Wire mesh glass (also known as Georgian Wired Glass) has a grid or mesh of thin metal wire embedded within the glass. Wired glass is used in the US for its fire-resistant abilities, and is well-rated to withstand both heat and hose streams. This is why wired glass exclusively is used on service elevators to prevent fire ingress to the shaft, and why it is commonly found in institutional settings which are often well-protected and partitioned against fire. The wire prevents the glass from falling out of the frame even if it cracks under thermal stress, and is far more heat-resistant than a laminating material.

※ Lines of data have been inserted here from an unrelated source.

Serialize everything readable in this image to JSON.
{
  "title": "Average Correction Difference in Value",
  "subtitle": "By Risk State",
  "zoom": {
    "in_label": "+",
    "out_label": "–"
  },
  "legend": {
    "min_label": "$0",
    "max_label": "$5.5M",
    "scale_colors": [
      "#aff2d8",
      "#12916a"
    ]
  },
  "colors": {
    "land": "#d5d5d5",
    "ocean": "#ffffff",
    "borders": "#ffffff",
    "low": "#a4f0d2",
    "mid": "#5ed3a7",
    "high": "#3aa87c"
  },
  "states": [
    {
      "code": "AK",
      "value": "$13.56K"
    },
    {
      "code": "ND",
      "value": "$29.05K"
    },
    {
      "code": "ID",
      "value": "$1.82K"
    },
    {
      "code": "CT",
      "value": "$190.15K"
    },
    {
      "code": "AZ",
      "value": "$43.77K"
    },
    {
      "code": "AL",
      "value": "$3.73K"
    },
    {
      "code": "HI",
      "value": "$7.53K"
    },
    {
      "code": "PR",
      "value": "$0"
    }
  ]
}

Wired glass, as it is typically described, does not perform the function most individuals associate with it. The presence of the wire mesh appears to be a strengthening component, as it is metallic, and conjures up the idea of rebar in reinforced concrete or other such examples. Despite this belief, wired glass is actually weaker than unwired glass due to the incursions of the wire into the structure of the glass. Wired glass often may cause heightened injury in comparison to unwired glass, as the wire amplifies the irregularity of any fractures. This has led to a decline in its use institutionally, particularly in schools.

In recent years, new materials have become available that offer both fire-ratings and safety ratings so the continued use of wired glass is being debated worldwide. The US International Building Code effectively banned wired glass in 2006.

Canada's building codes still permit the use of wired glass but the codes are being reviewed and traditional wired glass is expected to be greatly restricted in its use. Australia has no similar review taking place.